The 360°-Motion Dataset itself is available on Hugging Face. The README notes that for both training stages, they use ‘only 11 camera poses and exclude the last camera pose as the novel pose setting’—a design choice for evaluating generalization to unseen viewpoints.

Gotcha

The best version of 3DTrajMaster isn’t publicly available. Due to company policy, Kuaishou hasn’t released their proprietary internal model. The README includes a comparison video (added 2025/01/15) showing differences between the CogVideoX-5B version and the internal model. To access the internal model, you need to submit requests via a Google Sheet or email, providing entity prompts and trajectory descriptions, then wait for the team to generate videos for you. This isn’t a tool you can iterate with freely—it’s a request-based service.

The open-source version has documented limitations. The README states that ‘Generalizable Robustness’ follows the pattern ‘prompt entity number: 1>2>3’, indicating that performance decreases as entity count increases. Entity prompt length must stay within the 15-24 word range specified in the documentation. The training process requires synthetic trajectory data and two stages of fine-tuning, making it resource-intensive to replicate or adapt.
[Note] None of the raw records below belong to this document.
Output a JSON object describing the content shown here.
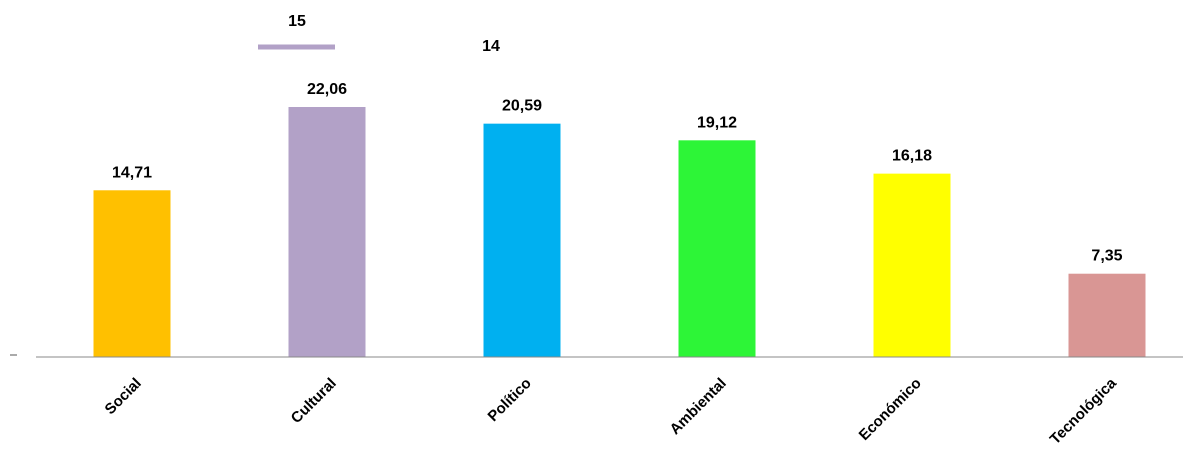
{
  "chart_data": {
    "type": "bar",
    "categories": [
      "Social",
      "Cultural",
      "Político",
      "Ambiental",
      "Económico",
      "Tecnológica"
    ],
    "values": [
      14.71,
      22.06,
      20.59,
      19.12,
      16.18,
      7.35
    ],
    "value_labels": [
      "14,71",
      "22,06",
      "20,59",
      "19,12",
      "16,18",
      "7,35"
    ],
    "colors": [
      "#FFC000",
      "#B2A1C7",
      "#00B0F0",
      "#2DF537",
      "#FFFF00",
      "#D99694"
    ],
    "ylim": [
      0,
      22.06
    ],
    "grid": false,
    "annotations": [
      {
        "text": "15",
        "near": "Cultural",
        "color": "#B2A1C7",
        "with_line": true
      },
      {
        "text": "14",
        "near": "Político"
      }
    ]
  }
}
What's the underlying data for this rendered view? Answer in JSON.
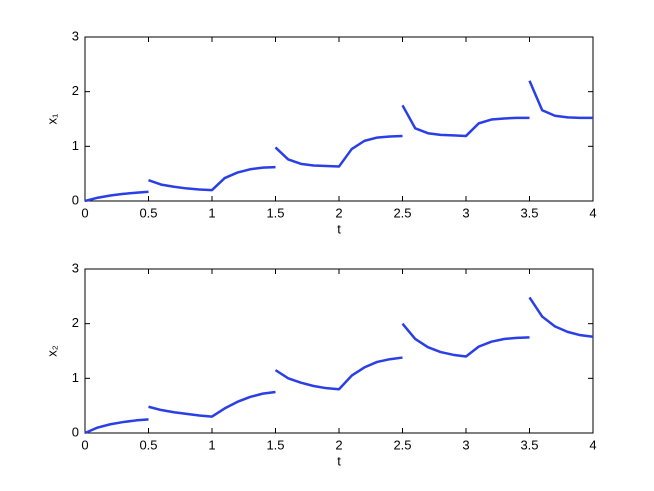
{
  "chart_data": [
    {
      "type": "line",
      "xlabel": "t",
      "ylabel": "x₁",
      "x": [
        0,
        0.1,
        0.2,
        0.3,
        0.4,
        0.5,
        0.5,
        0.5,
        0.6,
        0.7,
        0.8,
        0.9,
        1.0,
        1.1,
        1.2,
        1.3,
        1.4,
        1.5,
        1.5,
        1.5,
        1.6,
        1.7,
        1.8,
        1.9,
        2.0,
        2.1,
        2.2,
        2.3,
        2.4,
        2.5,
        2.5,
        2.5,
        2.6,
        2.7,
        2.8,
        2.9,
        3.0,
        3.1,
        3.2,
        3.3,
        3.4,
        3.5,
        3.5,
        3.5,
        3.6,
        3.7,
        3.8,
        3.9,
        4.0
      ],
      "series": [
        {
          "color": "#2a3fe6",
          "values": [
            0,
            0.06,
            0.1,
            0.13,
            0.15,
            0.17,
            null,
            0.38,
            0.3,
            0.26,
            0.23,
            0.21,
            0.2,
            0.42,
            0.52,
            0.58,
            0.61,
            0.62,
            null,
            0.98,
            0.76,
            0.68,
            0.65,
            0.64,
            0.63,
            0.95,
            1.1,
            1.16,
            1.18,
            1.19,
            null,
            1.75,
            1.33,
            1.24,
            1.21,
            1.2,
            1.19,
            1.42,
            1.49,
            1.51,
            1.52,
            1.52,
            null,
            2.2,
            1.66,
            1.56,
            1.53,
            1.52,
            1.52
          ]
        }
      ],
      "xlim": [
        0,
        4
      ],
      "xticks": [
        0,
        0.5,
        1,
        1.5,
        2,
        2.5,
        3,
        3.5,
        4
      ],
      "ylim": [
        0,
        3
      ],
      "yticks": [
        0,
        1,
        2,
        3
      ]
    },
    {
      "type": "line",
      "xlabel": "t",
      "ylabel": "x₂",
      "x": [
        0,
        0.1,
        0.2,
        0.3,
        0.4,
        0.5,
        0.5,
        0.5,
        0.6,
        0.7,
        0.8,
        0.9,
        1.0,
        1.1,
        1.2,
        1.3,
        1.4,
        1.5,
        1.5,
        1.5,
        1.6,
        1.7,
        1.8,
        1.9,
        2.0,
        2.1,
        2.2,
        2.3,
        2.4,
        2.5,
        2.5,
        2.5,
        2.6,
        2.7,
        2.8,
        2.9,
        3.0,
        3.1,
        3.2,
        3.3,
        3.4,
        3.5,
        3.5,
        3.5,
        3.6,
        3.7,
        3.8,
        3.9,
        4.0
      ],
      "series": [
        {
          "color": "#2a3fe6",
          "values": [
            0,
            0.1,
            0.16,
            0.2,
            0.23,
            0.25,
            null,
            0.48,
            0.42,
            0.38,
            0.35,
            0.32,
            0.3,
            0.45,
            0.57,
            0.66,
            0.72,
            0.75,
            null,
            1.15,
            1.0,
            0.92,
            0.86,
            0.82,
            0.8,
            1.05,
            1.2,
            1.3,
            1.35,
            1.38,
            null,
            2.0,
            1.72,
            1.57,
            1.48,
            1.43,
            1.4,
            1.58,
            1.67,
            1.72,
            1.74,
            1.75,
            null,
            2.48,
            2.13,
            1.95,
            1.85,
            1.79,
            1.76
          ]
        }
      ],
      "xlim": [
        0,
        4
      ],
      "xticks": [
        0,
        0.5,
        1,
        1.5,
        2,
        2.5,
        3,
        3.5,
        4
      ],
      "ylim": [
        0,
        3
      ],
      "yticks": [
        0,
        1,
        2,
        3
      ]
    }
  ]
}
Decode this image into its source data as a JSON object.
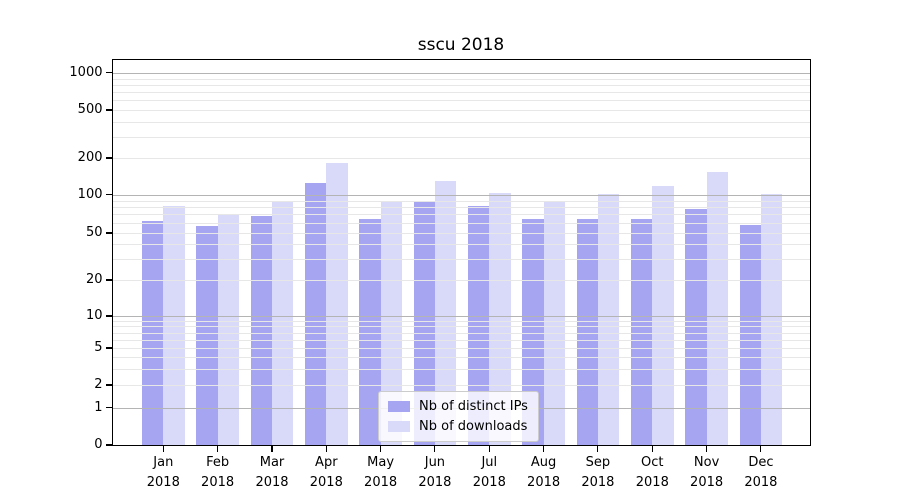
{
  "title": "sscu 2018",
  "legend": {
    "entries": [
      {
        "label": "Nb of distinct IPs"
      },
      {
        "label": "Nb of downloads"
      }
    ]
  },
  "chart_data": {
    "type": "bar",
    "title": "sscu 2018",
    "categories": [
      {
        "month": "Jan",
        "year": "2018"
      },
      {
        "month": "Feb",
        "year": "2018"
      },
      {
        "month": "Mar",
        "year": "2018"
      },
      {
        "month": "Apr",
        "year": "2018"
      },
      {
        "month": "May",
        "year": "2018"
      },
      {
        "month": "Jun",
        "year": "2018"
      },
      {
        "month": "Jul",
        "year": "2018"
      },
      {
        "month": "Aug",
        "year": "2018"
      },
      {
        "month": "Sep",
        "year": "2018"
      },
      {
        "month": "Oct",
        "year": "2018"
      },
      {
        "month": "Nov",
        "year": "2018"
      },
      {
        "month": "Dec",
        "year": "2018"
      }
    ],
    "series": [
      {
        "name": "Nb of distinct IPs",
        "color": "#a5a5f2",
        "values": [
          62,
          57,
          68,
          126,
          64,
          88,
          81,
          65,
          64,
          64,
          77,
          58
        ]
      },
      {
        "name": "Nb of downloads",
        "color": "#d9d9f9",
        "values": [
          82,
          69,
          88,
          181,
          90,
          129,
          103,
          87,
          102,
          118,
          155,
          102
        ]
      }
    ],
    "xlabel": "",
    "ylabel": "",
    "yscale": "symlog",
    "y_ticks": [
      0,
      1,
      2,
      5,
      10,
      20,
      50,
      100,
      200,
      500,
      1000
    ],
    "y_minor_gridlines": [
      2,
      3,
      4,
      5,
      6,
      7,
      8,
      9,
      20,
      30,
      40,
      50,
      60,
      70,
      80,
      90,
      200,
      300,
      400,
      500,
      600,
      700,
      800,
      900
    ],
    "y_major_gridlines": [
      1,
      10,
      100,
      1000
    ],
    "ylim": [
      0,
      1270
    ],
    "grid": true,
    "legend_position": "lower center",
    "colors": {
      "major_grid": "#b4b4b4",
      "minor_grid": "#e7e7e7",
      "spine": "#000000"
    }
  }
}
The system’s capabilities are bounded by its training data. While the README lists diverse entities (humans, animals, robots, cars, abstract concepts like fire and breeze) and backgrounds (city, forest, desert, gym, sunset beach, glacier, hall, night city), these represent what the model learned from the 360°-Motion Dataset. The trajectory templates provide structure, but truly custom 3D paths require either matching existing patterns or describing new ones when requesting generation from the internal model.

Verdict

Use 3DTrajMaster if you’re a researcher exploring controllable video generation, need to prototype complex multi-entity spatial interactions, or require 6-DoF motion control for specialized applications like robotics visualization or animation previsualization. The architectural insights—particularly the plug-and-play injector design and annealed sampling strategy—are worth studying if you’re building controllable generative systems. If you can secure access to the internal model through the request process, it provides 6-DoF trajectory control that existing text-to-video models don’t offer. Skip it if you need immediate production access without going through request channels, plan to control more than three entities simultaneously (given the documented 1>2>3 performance ordering), or don’t actually need explicit 3D trajectory specification—simpler camera control methods may suffice for less spatially demanding use cases. The 15-24 word entity prompt requirement and the performance characteristics with multiple entities make this a specialist tool rather than a general-purpose video generator. The gap between request-based internal model access and the open-source CogVideoX-5B implementation is an important factor to consider for your workflow needs.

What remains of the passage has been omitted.